Results: 72 pts from 10 FILO centers treated with VEN/AZA for Mol-Rel between Sept 2019 to July 2024 were included. Main characteristics at diagnosis were: female (54%), median age 57y (IQR 45-65), median WBC 36 G/L (IQR 15-80), NPM1mut (n=68, 94%), CBF (n=4, 6%), and FLT3-ITDmut (n=22, 31%). All achieved first CR after one induction chemotherapy and received a median of 3 IDAC/HDAC or 6 mini-consolidations cycles (pts > 60y) as consolidation. Only 5 pts (7%) did not achieve negative or low-level (LL) MRD in PB after consolidation.

Median time between CR1 and Mol-Rel was 10 months (IQR 8-15) and between Mol-Rel (first sample) and VEN/AZA was 49 days.

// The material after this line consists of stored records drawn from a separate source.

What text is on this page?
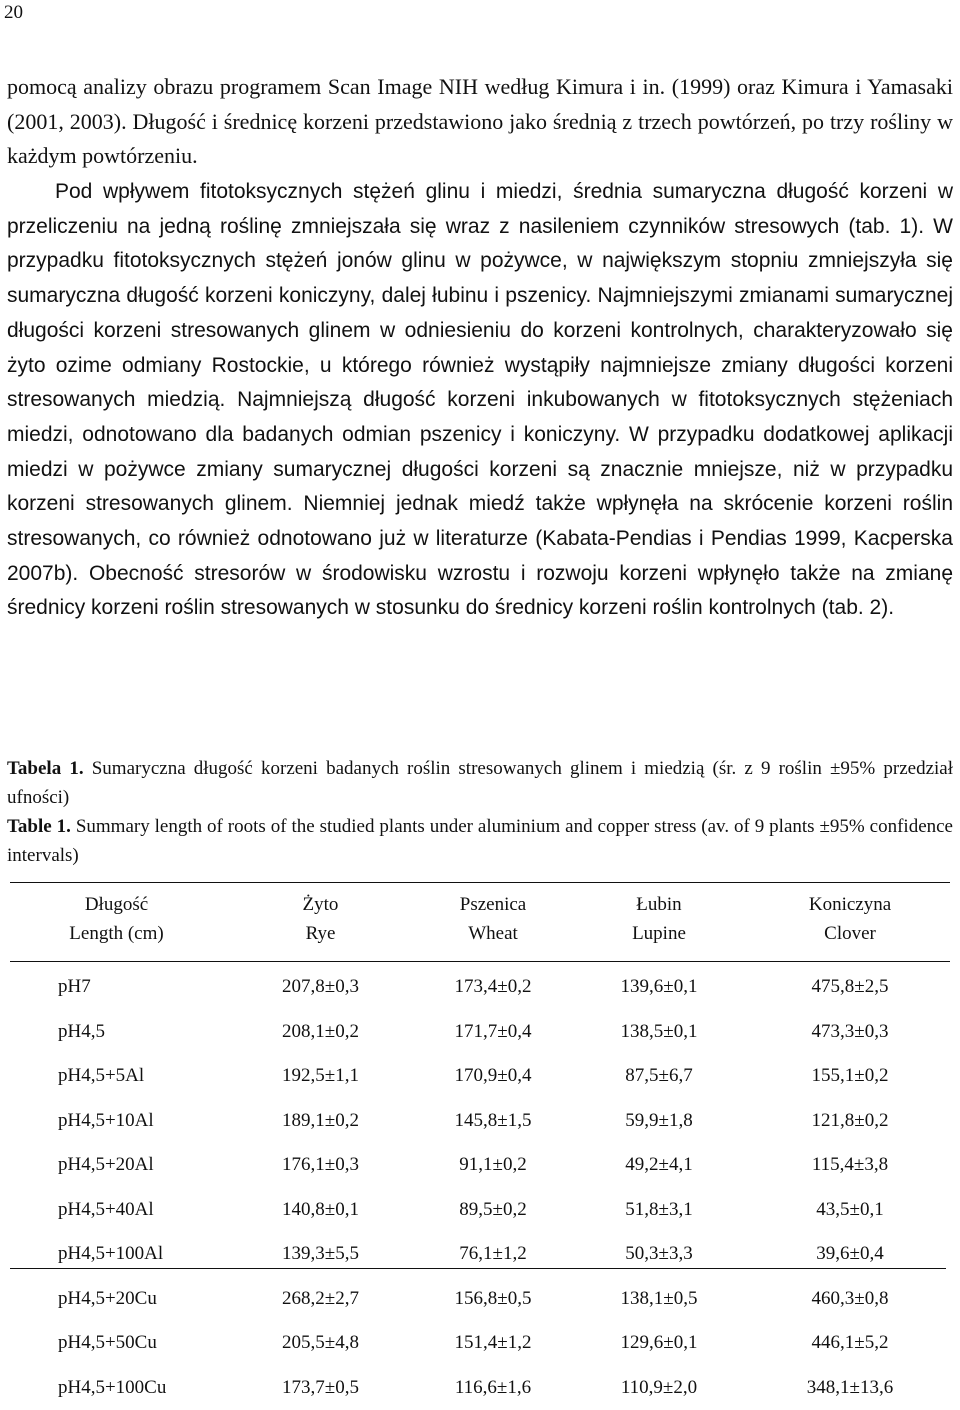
20

pomocą analizy obrazu programem Scan Image NIH według Kimura i in. (1999) oraz Kimura i Yamasaki (2001, 2003). Długość i średnicę korzeni przedstawiono jako średnią z trzech powtórzeń, po trzy rośliny w każdym powtórzeniu.

Pod wpływem fitotoksycznych stężeń glinu i miedzi, średnia sumaryczna długość korzeni w przeliczeniu na jedną roślinę zmniejszała się wraz z nasileniem czynników stresowych (tab. 1). W przypadku fitotoksycznych stężeń jonów glinu w pożywce, w największym stopniu zmniejszyła się sumaryczna długość korzeni koniczyny, dalej łubinu i pszenicy. Najmniejszymi zmianami sumarycznej długości korzeni stresowanych glinem w odniesieniu do korzeni kontrolnych, charakteryzowało się żyto ozime odmiany Rostockie, u którego również wystąpiły najmniejsze zmiany długości korzeni stresowanych miedzią. Najmniejszą długość korzeni inkubowanych w fitotoksycznych stężeniach miedzi, odnotowano dla badanych odmian pszenicy i koniczyny. W przypadku dodatkowej aplikacji miedzi w pożywce zmiany sumarycznej długości korzeni są znacznie mniejsze, niż w przypadku korzeni stresowanych glinem. Niemniej jednak miedź także wpłynęła na skrócenie korzeni roślin stresowanych, co również odnotowano już w literaturze (Kabata-Pendias i Pendias 1999, Kacperska 2007b). Obecność stresorów w środowisku wzrostu i rozwoju korzeni wpłynęło także na zmianę średnicy korzeni roślin stresowanych w stosunku do średnicy korzeni roślin kontrolnych (tab. 2).

Tabela 1. Sumaryczna długość korzeni badanych roślin stresowanych glinem i miedzią (śr. z 9 roślin ±95% przedział ufności)

Table 1. Summary length of roots of the studied plants under aluminium and copper stress (av. of 9 plants ±95% confidence intervals)

Długość	Żyto	Pszenica	Łubin	Koniczyna
Length (cm)	Rye	Wheat	Lupine	Clover

pH7	207,8±0,3	173,4±0,2	139,6±0,1	475,8±2,5
pH4,5	208,1±0,2	171,7±0,4	138,5±0,1	473,3±0,3
pH4,5+5Al	192,5±1,1	170,9±0,4	87,5±6,7	155,1±0,2
pH4,5+10Al	189,1±0,2	145,8±1,5	59,9±1,8	121,8±0,2
pH4,5+20Al	176,1±0,3	91,1±0,2	49,2±4,1	115,4±3,8
pH4,5+40Al	140,8±0,1	89,5±0,2	51,8±3,1	43,5±0,1
pH4,5+100Al	139,3±5,5	76,1±1,2	50,3±3,3	39,6±0,4
pH4,5+20Cu	268,2±2,7	156,8±0,5	138,1±0,5	460,3±0,8
pH4,5+50Cu	205,5±4,8	151,4±1,2	129,6±0,1	446,1±5,2
pH4,5+100Cu	173,7±0,5	116,6±1,6	110,9±2,0	348,1±13,6
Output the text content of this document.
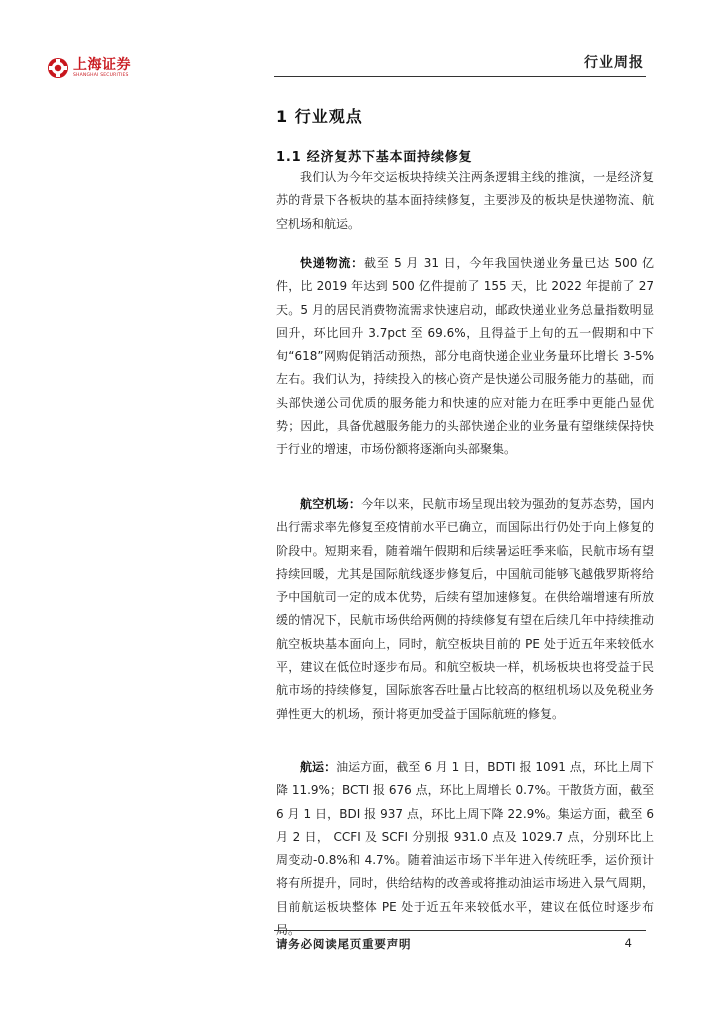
上海证券
SHANGHAI SECURITIES
行业周报
1 行业观点
1.1 经济复苏下基本面持续修复

我们认为今年交运板块持续关注两条逻辑主线的推演，一是经济复苏的背景下各板块的基本面持续修复，主要涉及的板块是快递物流、航空机场和航运。

快递物流：截至 5 月 31 日，今年我国快递业务量已达 500 亿件，比 2019 年达到 500 亿件提前了 155 天，比 2022 年提前了 27 天。5 月的居民消费物流需求快速启动，邮政快递业业务总量指数明显回升，环比回升 3.7pct 至 69.6%，且得益于上旬的五一假期和中下旬“618”网购促销活动预热，部分电商快递企业业务量环比增长 3-5%左右。我们认为，持续投入的核心资产是快递公司服务能力的基础，而头部快递公司优质的服务能力和快速的应对能力在旺季中更能凸显优势；因此，具备优越服务能力的头部快递企业的业务量有望继续保持快于行业的增速，市场份额将逐渐向头部聚集。

航空机场：今年以来，民航市场呈现出较为强劲的复苏态势，国内出行需求率先修复至疫情前水平已确立，而国际出行仍处于向上修复的阶段中。短期来看，随着端午假期和后续暑运旺季来临，民航市场有望持续回暖，尤其是国际航线逐步修复后，中国航司能够飞越俄罗斯将给予中国航司一定的成本优势，后续有望加速修复。在供给端增速有所放缓的情况下，民航市场供给两侧的持续修复有望在后续几年中持续推动航空板块基本面向上，同时，航空板块目前的 PE 处于近五年来较低水平，建议在低位时逐步布局。和航空板块一样，机场板块也将受益于民航市场的持续修复，国际旅客吞吐量占比较高的枢纽机场以及免税业务弹性更大的机场，预计将更加受益于国际航班的修复。

航运：油运方面，截至 6 月 1 日，BDTI 报 1091 点，环比上周下降 11.9%；BCTI 报 676 点，环比上周增长 0.7%。干散货方面，截至 6 月 1 日，BDI 报 937 点，环比上周下降 22.9%。集运方面，截至 6 月 2 日， CCFI 及 SCFI 分别报 931.0 点及 1029.7 点，分别环比上周变动-0.8%和 4.7%。随着油运市场下半年进入传统旺季，运价预计将有所提升，同时，供给结构的改善或将推动油运市场进入景气周期，目前航运板块整体 PE 处于近五年来较低水平，建议在低位时逐步布局。

请务必阅读尾页重要声明	4
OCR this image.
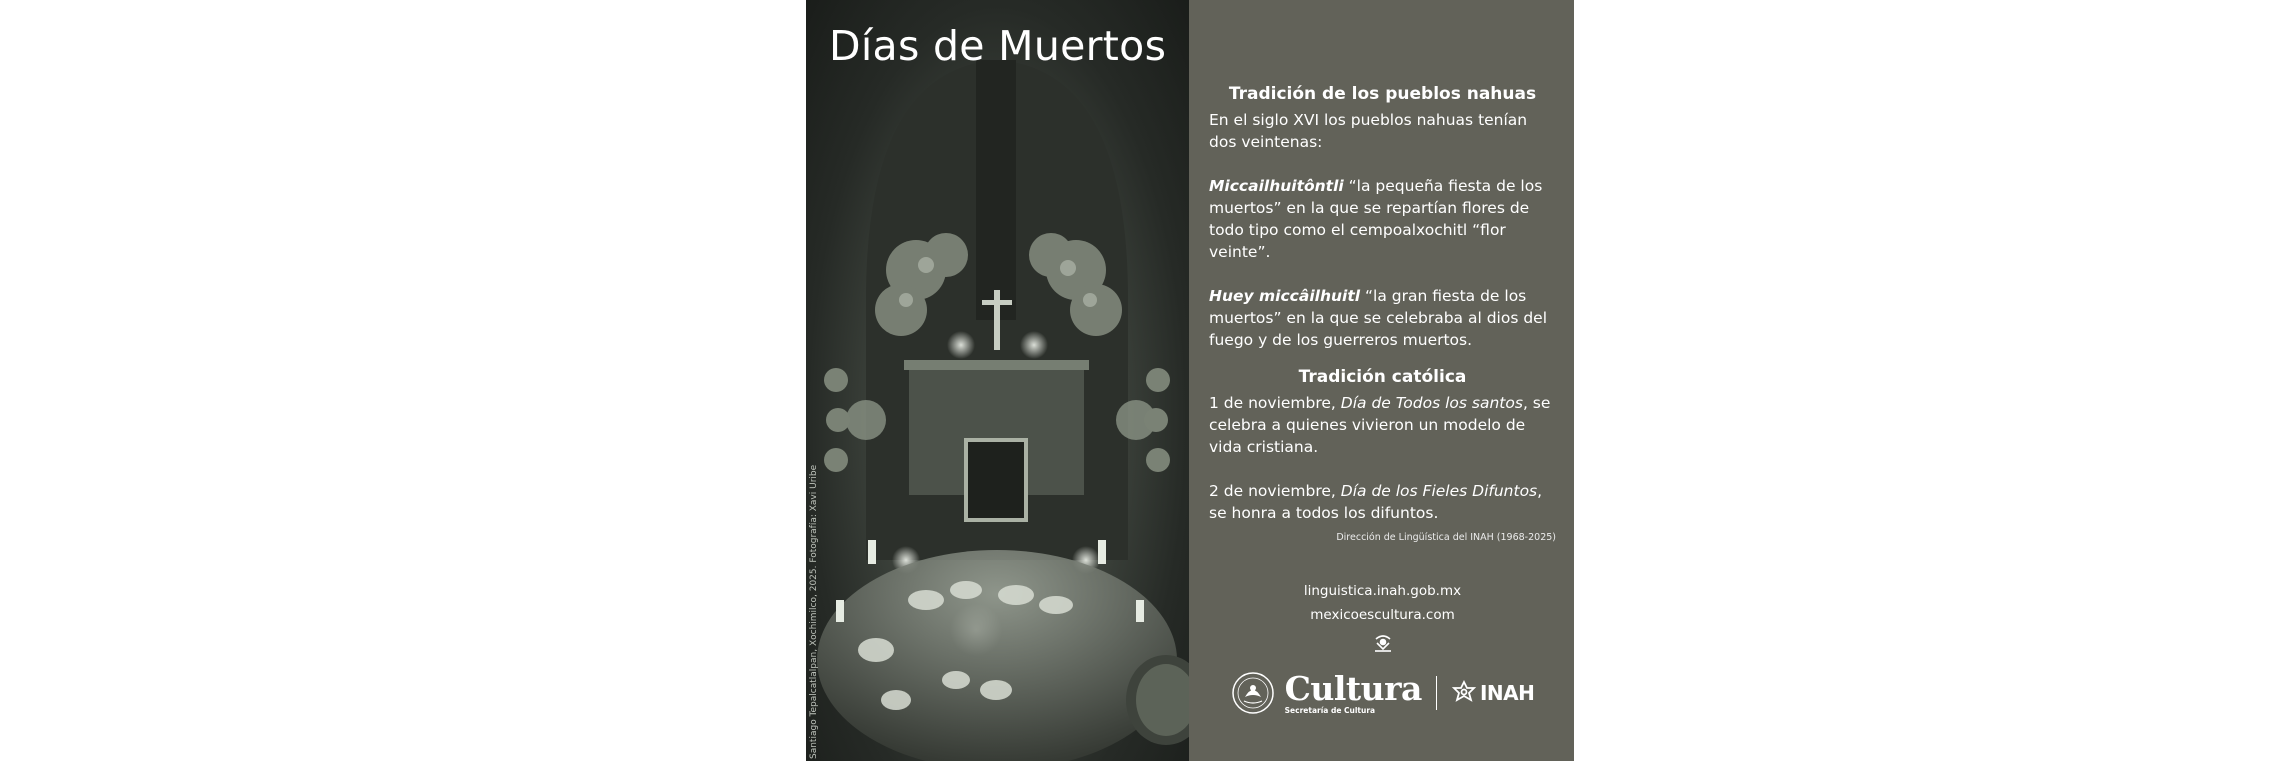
Días de Muertos
Santiago Tepalcatlalpan, Xochimilco, 2025. Fotografía: Xavi Uribe
Tradición de los pueblos nahuas

En el siglo XVI los pueblos nahuas tenían dos veintenas:

Miccailhuitôntli “la pequeña fiesta de los muertos” en la que se repartían flores de todo tipo como el cempoalxochitl “flor veinte”.

Huey miccâilhuitl “la gran fiesta de los muertos” en la que se celebraba al dios del fuego y de los guerreros muertos.

Tradición católica

1 de noviembre, Día de Todos los santos, se celebra a quienes vivieron un modelo de vida cristiana.

2 de noviembre, Día de los Fieles Difuntos, se honra a todos los difuntos.

Dirección de Lingüística del INAH (1968-2025)
linguistica.inah.gob.mx
mexicoescultura.com
Cultura
Secretaría de Cultura
INAH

Median number of VEN/AZA cycles was 2 (IQR 2-3).

During first VEN/AZA cycle, 1 (3%), 14 (37%), 6 (16%), and 16 (42%) pts received 7, 14, 21, 28 days of VEN, respectively, with 56 (78%) treated as outpatient, 16 (22%) receiving posaconazole prophylaxis and 28 (41%) G-CSF. Thirty-eight pts (53%) had grade 3-4 neutropenia. However, only 13 (18%) had febrile neutropenia and 7 (10%) a documented infection.

After the first cycle, 52 (72%) were evaluated for MRD in PB, with 11 (21%) achieving MRD negativity and 22 (42%) LL MRD. After the second cycle, 45 (80%) were evaluable for MRD in PB, with 22 (49%) achieving MRD negativity and 15 (33%) LL MRD.

After a median of 2 cycles (IQR 1-2,5) 53 pts (73%) proceeded to alloHCT, including 50 (94%) with morphologic CR and 25 (49%) with Mol-CR. Most patients (n=33, 62%) received reduced-intensity sequential conditioning and the donor was often matched-unrelated (46%). Among the pts who did not undergo alloHCT (n=19), 12 (63%) did not because of comorbidity or age. Those patients received a median number of 7 (IQR 3-10) VEN/AZA cycles.

With a median FU from Mol-Rel of 20 months, median overall survival (OS) was not reached with a 1y-OS of 82%. 57 pts (84%) maintained molecular response in PB (negative or LL MRD) at last news. In patients who proceeded to alloHCT (median FU from alloHCT of 16 months), median OS was not reached with a 1y-OS of 84 % and 48 pts (91%) were in molecular response in PB at last news. In pts who did not proceed to alloHCT, median OS was not reached and 1y-OS of 73%. There were 10 morphologic relapses (3 and 7 in allografted and non allografted patients). Among the eleven patients who died (7 after alloHCT), 5 did while in continuing CR.

Conclusion: MRD monitoring and treatment of sub-clinical relapses is becoming a major challenge in AML, since treatments applied in a situation where the tumour burden is still small are likely more effective and better tolerated. Although more data in CBF-AML are needed, this study shows that VEN/AZA is a safe and effective treatment in NPM1mutated AML pts with Mol-Rel and provides benchmark data for the design of prospective trials in this specific situation.

Disclosures: Dumas: Daiichi-Sankyo, Astellas, Novartis, Abbvie, Servier, BMS, Jazz Pharmaceutical, Janssen: Consultancy. Tavernier: Pfizer: Other; BMS: Honoraria.